Could you please elaborate your case with an example with input and expected output values? Are your looking for TalendHelpCenter:tSchemaComplianceCheck which helps to ensure the data quality of any source data against a reference data source.
Best regards
Sabrina

Loneliness · ‎2014-09-24

Hi Sabrina, as you see in the screenshot, my file has 2 fields: region_id: integer and region_name:varchar.
The last 2 rows of the file have 3 fields and what i want to do is to save the rejected rows in all cases. tSchemaComplianceCheck would check types, nullability and length of rows against reference values but what if in my file i have a row that has the 2 first fields correct but it has other fields? tSchemaComplianceCheck will not detect this row.

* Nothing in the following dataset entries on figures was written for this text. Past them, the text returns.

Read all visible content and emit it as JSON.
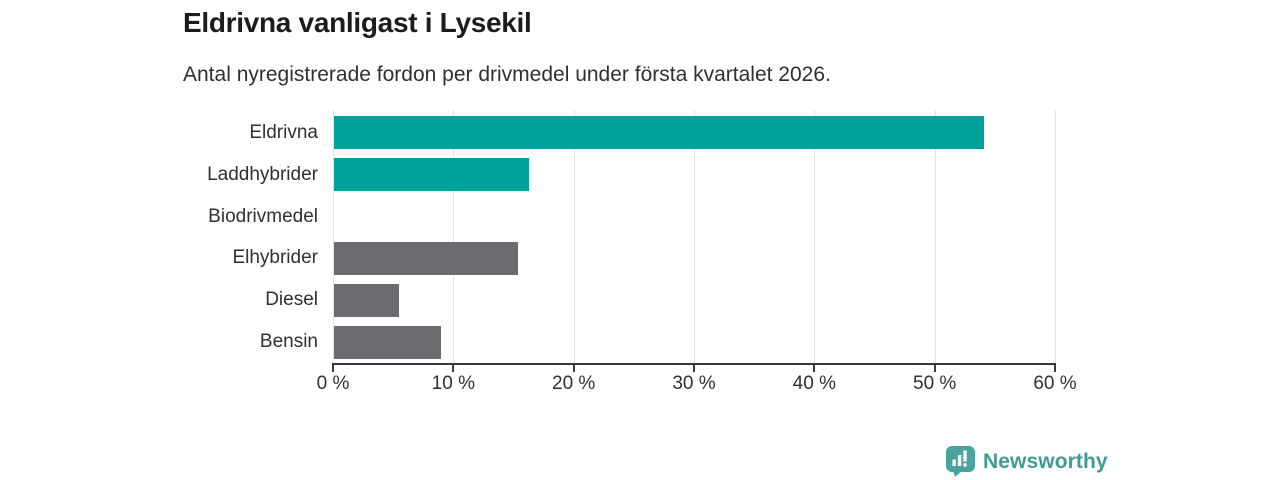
{
  "header": {
    "title": "Eldrivna vanligast i Lysekil",
    "subtitle": "Antal nyregistrerade fordon per drivmedel under första kvartalet 2026."
  },
  "chart_data": {
    "type": "bar",
    "orientation": "horizontal",
    "title": "Eldrivna vanligast i Lysekil",
    "subtitle": "Antal nyregistrerade fordon per drivmedel under första kvartalet 2026.",
    "categories": [
      "Eldrivna",
      "Laddhybrider",
      "Biodrivmedel",
      "Elhybrider",
      "Diesel",
      "Bensin"
    ],
    "values": [
      54,
      16.2,
      0,
      15.3,
      5.4,
      8.9
    ],
    "unit": "%",
    "bar_colors": [
      "#00a19a",
      "#00a19a",
      "#6b6b70",
      "#6b6b70",
      "#6b6b70",
      "#6b6b70"
    ],
    "xlabel": "",
    "ylabel": "",
    "xlim": [
      0,
      60
    ],
    "xticks": [
      0,
      10,
      20,
      30,
      40,
      50,
      60
    ],
    "xtick_labels": [
      "0 %",
      "10 %",
      "20 %",
      "30 %",
      "40 %",
      "50 %",
      "60 %"
    ],
    "grid": true,
    "legend": false
  },
  "footer": {
    "brand": "Newsworthy",
    "brand_color": "#3f9b95",
    "logo_color": "#4ba39d"
  },
  "colors": {
    "electric_teal": "#00a19a",
    "neutral_gray": "#6b6b70",
    "gridline": "#e2e2e2",
    "axis": "#393a40",
    "text": "#303030"
  }
}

I want the third row of my file (3,b,c) to be rejected and saved somehow...is it possible?
Thank you

Anonymous · ‎2014-09-24

Hi,
You can set a length limitation for your column "Region_name" to avoid your third row of file (3,b,c).
See my pic, feel free to let me know if it is Ok with you.
Best regards
Sabrina

Loneliness · ‎2014-09-24

Thank you Sabrina for your reply, actually, this resolve only in part my problem, i still need to save the whole rejected row in my output, including the additional fields if any, and your solution only show the first 2 fields because the source file schema has only 2 fields.
For example: the row (3,b,c) is correctly rejected, but in the rejected output i only have:
|=---+----+-------------------------------
|code|name|errorMessage
|=---+----+-------------------------------
|3 |b | name.length() > 1 failed
so i loose the third field (c)...
Thanks again

Anonymous · ‎2014-09-25

Hi,
For your input data:
1,Europe
2,Asia
a,b,c
3,b,c

If you want to use "," as field separator, you need add a column filed 3 for your third field (c)...
See my pics
Best regards
Sabrina

Anonymous · ‎2014-09-26

Hi cheaito,

Any update for your issue? Is this solution resolve your issue?
Best regards
Sabrina

Loneliness · ‎2014-09-26

Hi Sabrina, actually no...what i wanted to achieve is the following:
I define the file schema as 2 fields Field1: int; Field2: String
For some reason, the source file has some wrong rows that do not respect this schema and these rows have more fields (more separators)
I want my job to reject these rows and to show me the rejected row entirely and not only part of it!
I can't modify the schema definition of the source file because it should have only 2 fields and i want the job to reject those rows, if any, that have more fields and in my output i want to see something like this:
The row: "3,b,c" was rejected because it has more fields than the expected!
Thank you again

Talend Data Integration

v5.x